After the ministers produced a 25-point statement on biodiversity and the natural environment on Thursday, which was short on financing or firm commitments, Friday is devoted to the more contentious issue of energy and climate policy.
The latest draft of the communique seen by Reuters on Friday still contained several areas of dispute.
Relatively bland references to phasing out fossil fuel subsidies and eliminating carbon emissions by 2050 were being resisted to varying degrees by major emitters Brazil, China, India and Saudi Arabia, one source with knowledge of the negotiations said on condition of anonymity.
The G20 meeting is seen as a decisive stage ahead of United Nations climate talks, known as COP 26, which takes place in 100 days' time in Glasgow in November.
Ahead of COP 26, environmental activists have hoped for a strengthening of climate targets, new commitments on climate financing, and an increase in countries committing to net zero emissions by 2050. Barring unexpected progress on Friday, they will be disappointed.
In passages of the draft seen by Reuters, the G20 "recognises", "urges" "emphasises", "recalls" and often "welcomes" but makes little use of the phrase "commits to".
The urgency of climate action has been brought home this month by deadly floods in Europe, fires in the United States and sweltering temperatures in Siberia, but countries remain at odds on how to pay for costly policies to reduce global warming.

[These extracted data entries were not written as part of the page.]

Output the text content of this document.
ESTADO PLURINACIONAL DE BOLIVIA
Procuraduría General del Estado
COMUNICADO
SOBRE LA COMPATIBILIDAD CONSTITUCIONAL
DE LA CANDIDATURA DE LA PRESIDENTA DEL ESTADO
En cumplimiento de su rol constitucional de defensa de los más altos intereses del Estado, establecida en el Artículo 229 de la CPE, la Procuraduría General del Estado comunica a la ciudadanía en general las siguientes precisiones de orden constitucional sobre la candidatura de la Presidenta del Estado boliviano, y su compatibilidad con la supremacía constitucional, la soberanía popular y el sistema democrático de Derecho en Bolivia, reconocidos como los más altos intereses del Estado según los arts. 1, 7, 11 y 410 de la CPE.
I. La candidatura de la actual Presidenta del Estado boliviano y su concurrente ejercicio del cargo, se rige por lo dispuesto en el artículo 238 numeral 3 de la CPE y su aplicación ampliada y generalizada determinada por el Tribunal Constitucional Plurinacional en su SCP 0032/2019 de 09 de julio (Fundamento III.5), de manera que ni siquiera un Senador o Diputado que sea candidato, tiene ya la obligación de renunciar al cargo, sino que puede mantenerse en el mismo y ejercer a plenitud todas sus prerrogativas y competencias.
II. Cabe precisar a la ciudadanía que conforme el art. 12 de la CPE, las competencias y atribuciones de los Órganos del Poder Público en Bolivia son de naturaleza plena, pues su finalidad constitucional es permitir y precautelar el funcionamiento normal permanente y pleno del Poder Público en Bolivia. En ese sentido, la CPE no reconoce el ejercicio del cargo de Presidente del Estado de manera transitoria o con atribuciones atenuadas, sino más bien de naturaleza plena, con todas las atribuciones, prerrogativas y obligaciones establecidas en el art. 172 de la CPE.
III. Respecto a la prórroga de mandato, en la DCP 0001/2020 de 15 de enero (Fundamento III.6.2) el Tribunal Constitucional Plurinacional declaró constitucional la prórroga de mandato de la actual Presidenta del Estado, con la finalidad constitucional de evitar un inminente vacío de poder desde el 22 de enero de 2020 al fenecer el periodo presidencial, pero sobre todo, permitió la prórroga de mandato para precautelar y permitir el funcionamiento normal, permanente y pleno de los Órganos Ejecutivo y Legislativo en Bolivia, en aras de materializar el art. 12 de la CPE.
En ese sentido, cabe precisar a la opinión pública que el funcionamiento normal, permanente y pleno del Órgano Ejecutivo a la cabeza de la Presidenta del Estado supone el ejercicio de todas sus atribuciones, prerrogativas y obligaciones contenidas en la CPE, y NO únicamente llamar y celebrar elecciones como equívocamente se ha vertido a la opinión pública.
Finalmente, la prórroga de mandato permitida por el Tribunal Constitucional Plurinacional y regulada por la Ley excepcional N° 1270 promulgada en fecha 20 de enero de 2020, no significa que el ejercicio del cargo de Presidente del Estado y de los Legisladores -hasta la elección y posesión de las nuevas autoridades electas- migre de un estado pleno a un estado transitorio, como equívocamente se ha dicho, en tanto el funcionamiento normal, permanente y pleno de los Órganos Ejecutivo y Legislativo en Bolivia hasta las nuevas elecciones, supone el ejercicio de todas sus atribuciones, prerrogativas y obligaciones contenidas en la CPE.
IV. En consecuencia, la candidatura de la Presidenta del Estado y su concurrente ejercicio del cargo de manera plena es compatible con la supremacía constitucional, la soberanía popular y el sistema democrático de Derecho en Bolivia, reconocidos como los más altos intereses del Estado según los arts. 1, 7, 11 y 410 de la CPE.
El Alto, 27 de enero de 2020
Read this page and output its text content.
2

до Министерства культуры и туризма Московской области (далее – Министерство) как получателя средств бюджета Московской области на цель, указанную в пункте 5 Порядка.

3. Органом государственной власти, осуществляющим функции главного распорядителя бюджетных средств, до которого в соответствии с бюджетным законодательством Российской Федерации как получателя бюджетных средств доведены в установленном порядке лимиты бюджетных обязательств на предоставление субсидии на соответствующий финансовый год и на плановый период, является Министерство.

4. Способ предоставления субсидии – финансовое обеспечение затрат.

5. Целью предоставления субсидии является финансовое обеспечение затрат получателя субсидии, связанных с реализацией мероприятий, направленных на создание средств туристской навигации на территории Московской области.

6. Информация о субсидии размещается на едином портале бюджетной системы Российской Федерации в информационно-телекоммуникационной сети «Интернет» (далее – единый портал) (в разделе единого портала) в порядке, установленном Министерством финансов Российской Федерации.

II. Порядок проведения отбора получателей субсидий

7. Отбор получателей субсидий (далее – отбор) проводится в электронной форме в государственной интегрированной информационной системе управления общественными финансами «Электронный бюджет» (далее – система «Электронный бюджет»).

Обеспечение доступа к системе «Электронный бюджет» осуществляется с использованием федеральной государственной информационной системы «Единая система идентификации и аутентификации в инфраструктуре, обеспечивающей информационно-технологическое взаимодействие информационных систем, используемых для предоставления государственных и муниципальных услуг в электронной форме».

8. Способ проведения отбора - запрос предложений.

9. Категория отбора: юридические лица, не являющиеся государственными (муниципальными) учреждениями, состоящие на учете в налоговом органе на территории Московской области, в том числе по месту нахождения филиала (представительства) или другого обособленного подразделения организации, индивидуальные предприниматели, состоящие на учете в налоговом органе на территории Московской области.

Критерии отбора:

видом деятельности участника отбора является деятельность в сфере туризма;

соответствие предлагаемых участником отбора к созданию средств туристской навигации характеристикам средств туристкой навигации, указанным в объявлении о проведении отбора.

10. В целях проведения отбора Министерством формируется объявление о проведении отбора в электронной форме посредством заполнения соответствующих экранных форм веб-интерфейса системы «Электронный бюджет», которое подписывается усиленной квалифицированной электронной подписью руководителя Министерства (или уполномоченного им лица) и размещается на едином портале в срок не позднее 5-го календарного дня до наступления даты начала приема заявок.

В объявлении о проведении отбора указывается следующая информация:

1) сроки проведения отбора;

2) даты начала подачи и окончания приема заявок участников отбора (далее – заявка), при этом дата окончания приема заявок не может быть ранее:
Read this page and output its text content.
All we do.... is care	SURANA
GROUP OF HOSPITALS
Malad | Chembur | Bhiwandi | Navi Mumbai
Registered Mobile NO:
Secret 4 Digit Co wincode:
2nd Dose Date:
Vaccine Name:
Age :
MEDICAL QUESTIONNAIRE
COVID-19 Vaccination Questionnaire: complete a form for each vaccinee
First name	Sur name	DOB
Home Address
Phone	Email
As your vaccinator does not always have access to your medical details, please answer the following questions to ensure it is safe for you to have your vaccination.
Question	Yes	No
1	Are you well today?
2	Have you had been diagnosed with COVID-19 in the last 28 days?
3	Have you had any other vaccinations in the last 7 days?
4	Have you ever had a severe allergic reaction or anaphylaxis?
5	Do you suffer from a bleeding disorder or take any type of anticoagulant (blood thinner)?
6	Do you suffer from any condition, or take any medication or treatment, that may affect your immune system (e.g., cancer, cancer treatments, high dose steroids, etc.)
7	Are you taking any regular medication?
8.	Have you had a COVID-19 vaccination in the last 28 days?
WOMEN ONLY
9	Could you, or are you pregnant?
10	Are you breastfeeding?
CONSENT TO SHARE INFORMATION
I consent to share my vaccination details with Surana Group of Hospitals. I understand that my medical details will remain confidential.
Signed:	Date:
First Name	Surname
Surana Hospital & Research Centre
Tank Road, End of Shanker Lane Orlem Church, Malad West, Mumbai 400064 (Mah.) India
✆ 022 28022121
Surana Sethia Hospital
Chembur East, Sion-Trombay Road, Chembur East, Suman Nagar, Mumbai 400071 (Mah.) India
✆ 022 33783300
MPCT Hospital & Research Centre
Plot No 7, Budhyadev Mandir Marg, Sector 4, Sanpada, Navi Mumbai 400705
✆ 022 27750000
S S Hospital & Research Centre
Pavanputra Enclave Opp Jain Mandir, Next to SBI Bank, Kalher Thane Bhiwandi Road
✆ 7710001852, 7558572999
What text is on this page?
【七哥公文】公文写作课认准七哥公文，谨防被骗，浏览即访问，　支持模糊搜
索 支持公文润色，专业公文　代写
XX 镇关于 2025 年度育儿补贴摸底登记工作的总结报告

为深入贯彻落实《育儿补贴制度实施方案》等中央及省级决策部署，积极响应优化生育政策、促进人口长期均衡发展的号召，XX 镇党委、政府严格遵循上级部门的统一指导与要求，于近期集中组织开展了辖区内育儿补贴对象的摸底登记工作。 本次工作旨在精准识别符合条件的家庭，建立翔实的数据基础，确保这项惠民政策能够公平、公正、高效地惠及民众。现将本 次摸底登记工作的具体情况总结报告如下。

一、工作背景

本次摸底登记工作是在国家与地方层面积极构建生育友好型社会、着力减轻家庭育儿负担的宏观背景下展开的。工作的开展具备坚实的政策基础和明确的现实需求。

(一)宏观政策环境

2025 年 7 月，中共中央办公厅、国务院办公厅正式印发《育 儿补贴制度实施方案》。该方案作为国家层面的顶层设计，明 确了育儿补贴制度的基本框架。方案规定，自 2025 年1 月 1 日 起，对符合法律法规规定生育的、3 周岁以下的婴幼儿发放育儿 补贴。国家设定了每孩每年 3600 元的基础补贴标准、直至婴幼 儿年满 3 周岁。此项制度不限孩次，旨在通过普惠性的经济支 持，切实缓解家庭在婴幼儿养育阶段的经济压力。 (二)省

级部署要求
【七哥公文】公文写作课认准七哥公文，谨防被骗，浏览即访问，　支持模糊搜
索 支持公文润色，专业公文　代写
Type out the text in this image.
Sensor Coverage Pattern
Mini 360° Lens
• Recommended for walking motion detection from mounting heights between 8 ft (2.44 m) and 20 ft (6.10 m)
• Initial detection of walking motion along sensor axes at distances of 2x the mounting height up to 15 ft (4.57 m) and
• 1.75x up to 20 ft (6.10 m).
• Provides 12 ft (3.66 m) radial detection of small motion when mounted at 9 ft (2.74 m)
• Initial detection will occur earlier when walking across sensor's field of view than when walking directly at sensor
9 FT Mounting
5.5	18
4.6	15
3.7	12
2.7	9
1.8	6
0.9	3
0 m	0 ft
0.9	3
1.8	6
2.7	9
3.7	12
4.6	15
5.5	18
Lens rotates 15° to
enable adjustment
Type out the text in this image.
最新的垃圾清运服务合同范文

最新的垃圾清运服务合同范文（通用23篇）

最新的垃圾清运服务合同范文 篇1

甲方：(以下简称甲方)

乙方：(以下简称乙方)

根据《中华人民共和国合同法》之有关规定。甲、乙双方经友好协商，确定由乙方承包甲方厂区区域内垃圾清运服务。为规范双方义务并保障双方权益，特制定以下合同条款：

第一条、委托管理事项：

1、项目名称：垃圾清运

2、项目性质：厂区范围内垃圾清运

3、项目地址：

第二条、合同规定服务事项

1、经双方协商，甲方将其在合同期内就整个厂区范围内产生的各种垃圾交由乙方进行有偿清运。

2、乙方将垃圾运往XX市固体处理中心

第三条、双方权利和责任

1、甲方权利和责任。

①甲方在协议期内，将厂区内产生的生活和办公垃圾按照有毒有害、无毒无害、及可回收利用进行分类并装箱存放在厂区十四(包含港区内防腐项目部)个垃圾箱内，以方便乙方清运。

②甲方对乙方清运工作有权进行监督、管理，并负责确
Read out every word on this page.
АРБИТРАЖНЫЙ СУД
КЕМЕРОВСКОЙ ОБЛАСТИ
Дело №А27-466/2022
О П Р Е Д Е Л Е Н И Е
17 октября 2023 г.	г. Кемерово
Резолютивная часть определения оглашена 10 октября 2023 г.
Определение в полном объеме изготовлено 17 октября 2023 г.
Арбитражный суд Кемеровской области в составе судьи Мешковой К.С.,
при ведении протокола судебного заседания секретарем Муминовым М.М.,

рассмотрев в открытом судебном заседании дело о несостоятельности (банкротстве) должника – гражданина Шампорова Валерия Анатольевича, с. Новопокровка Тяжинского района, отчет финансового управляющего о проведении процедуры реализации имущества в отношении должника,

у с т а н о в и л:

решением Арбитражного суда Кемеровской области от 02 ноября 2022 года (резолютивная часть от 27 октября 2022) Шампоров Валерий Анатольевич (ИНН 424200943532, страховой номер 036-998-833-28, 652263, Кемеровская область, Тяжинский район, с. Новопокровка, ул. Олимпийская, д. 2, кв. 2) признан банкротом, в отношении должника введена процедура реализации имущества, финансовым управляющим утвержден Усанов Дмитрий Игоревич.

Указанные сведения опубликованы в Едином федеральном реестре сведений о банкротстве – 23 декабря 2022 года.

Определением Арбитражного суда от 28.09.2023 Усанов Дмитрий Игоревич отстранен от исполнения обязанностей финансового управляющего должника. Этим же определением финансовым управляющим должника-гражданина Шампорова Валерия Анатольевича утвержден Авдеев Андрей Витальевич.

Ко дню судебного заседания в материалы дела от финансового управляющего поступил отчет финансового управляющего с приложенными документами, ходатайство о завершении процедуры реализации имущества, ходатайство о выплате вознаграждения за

On fossil fuel subsidies, a particularly divisive issue, the draft recalls a 2009 Pittsburgh commitment for them to be phased out.
"We commit to increase our efforts to implement this commitment as soon as possible in the 2020s, according to national circumstances," says one passage which is still contested.
If confirmed, it would mark a new commitment, even though "as soon as possible in the 2020s" is vague.
On phasing out unabated coal-fired power generation, the wording of the draft was weaker than a statement by the Group of Seven in Britain in May.
Italy, which holds the G20 presidency this year, is trying to firm up the language and its Ecological Transition Minister Roberto Cingolani was meeting individual delegations on Friday "to unblock the negotiations," his spokesperson said.
It remains to be seen whether the final document will make any reference to a pledge by developed countries in 2009 to together contribute $100 billion each year by 2020 in climate finance to poorer countries, many of which are grappling with rising seas, storms and droughts worsened by climate change.
That target has yet to be met.
If Cingolani is unable to bridge differences, the final communique could repeat an unusual formula used in Thursday's statement, which said "some" G20 members had committed to ensure at least 30% of land and at least 30% of the global ocean are conserved or protected by 2030.